Daniel Benamouzig et Joan Cortinas Muñoz, Des lobbys au menu. Les entreprises agro-alimentaires contre la santé publique, Raisons d’agir, 2022, 176 pages, 9 €

C’est un court ouvrage mais qui rend compte d’une recherche très ambitieuse sur l’influence des entreprises agroalimentaires sur le débat et les politiques publiques en France. Cette influence se déploie dans trois dimensions avec trois outils privilégiés. Les think tanks investissent le champ scientifique, les organisations de représentations d’intérêt les instances étatiques, les fondations d’entreprise la société civile.
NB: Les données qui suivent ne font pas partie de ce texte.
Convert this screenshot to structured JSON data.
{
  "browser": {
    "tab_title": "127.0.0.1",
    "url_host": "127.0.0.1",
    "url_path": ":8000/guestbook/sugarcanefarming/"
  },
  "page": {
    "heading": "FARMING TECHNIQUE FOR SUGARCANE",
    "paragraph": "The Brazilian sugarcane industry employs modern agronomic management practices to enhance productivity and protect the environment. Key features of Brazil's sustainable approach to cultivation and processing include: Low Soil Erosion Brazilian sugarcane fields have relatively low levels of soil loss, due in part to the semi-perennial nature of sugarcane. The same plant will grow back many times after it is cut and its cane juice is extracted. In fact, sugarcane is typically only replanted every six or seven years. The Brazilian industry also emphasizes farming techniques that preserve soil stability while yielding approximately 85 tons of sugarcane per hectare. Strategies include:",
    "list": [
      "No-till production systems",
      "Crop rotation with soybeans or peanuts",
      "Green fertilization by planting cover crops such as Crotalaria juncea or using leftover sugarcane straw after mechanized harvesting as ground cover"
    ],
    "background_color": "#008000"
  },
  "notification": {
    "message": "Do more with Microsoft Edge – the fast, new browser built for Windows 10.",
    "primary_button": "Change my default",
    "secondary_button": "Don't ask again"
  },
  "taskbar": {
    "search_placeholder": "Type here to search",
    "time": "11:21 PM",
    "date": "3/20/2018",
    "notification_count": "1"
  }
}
Leurs efforts se sont particulièrement concentrés ces dernières années sur trois sujets : la mise en œuvre du Nutriscore, les états généraux de l’alimentation et dans une moindre mesure la discussion de l’interdiction de publicités télévisées pour les aliments transformés à l’attention des enfants. Ces trois moments ont été l’occasion d’influences plus directes qui mobilisent des liens créés et entretenus en continu par l’industrie en ordre plus ou moins dispersé car au-delà des entreprises, les filières (profession du lait ou du sucre) et l’ensemble de la profession (Association nationale des industries alimentaires, la discrète Ania) mènent des actions en ce sens.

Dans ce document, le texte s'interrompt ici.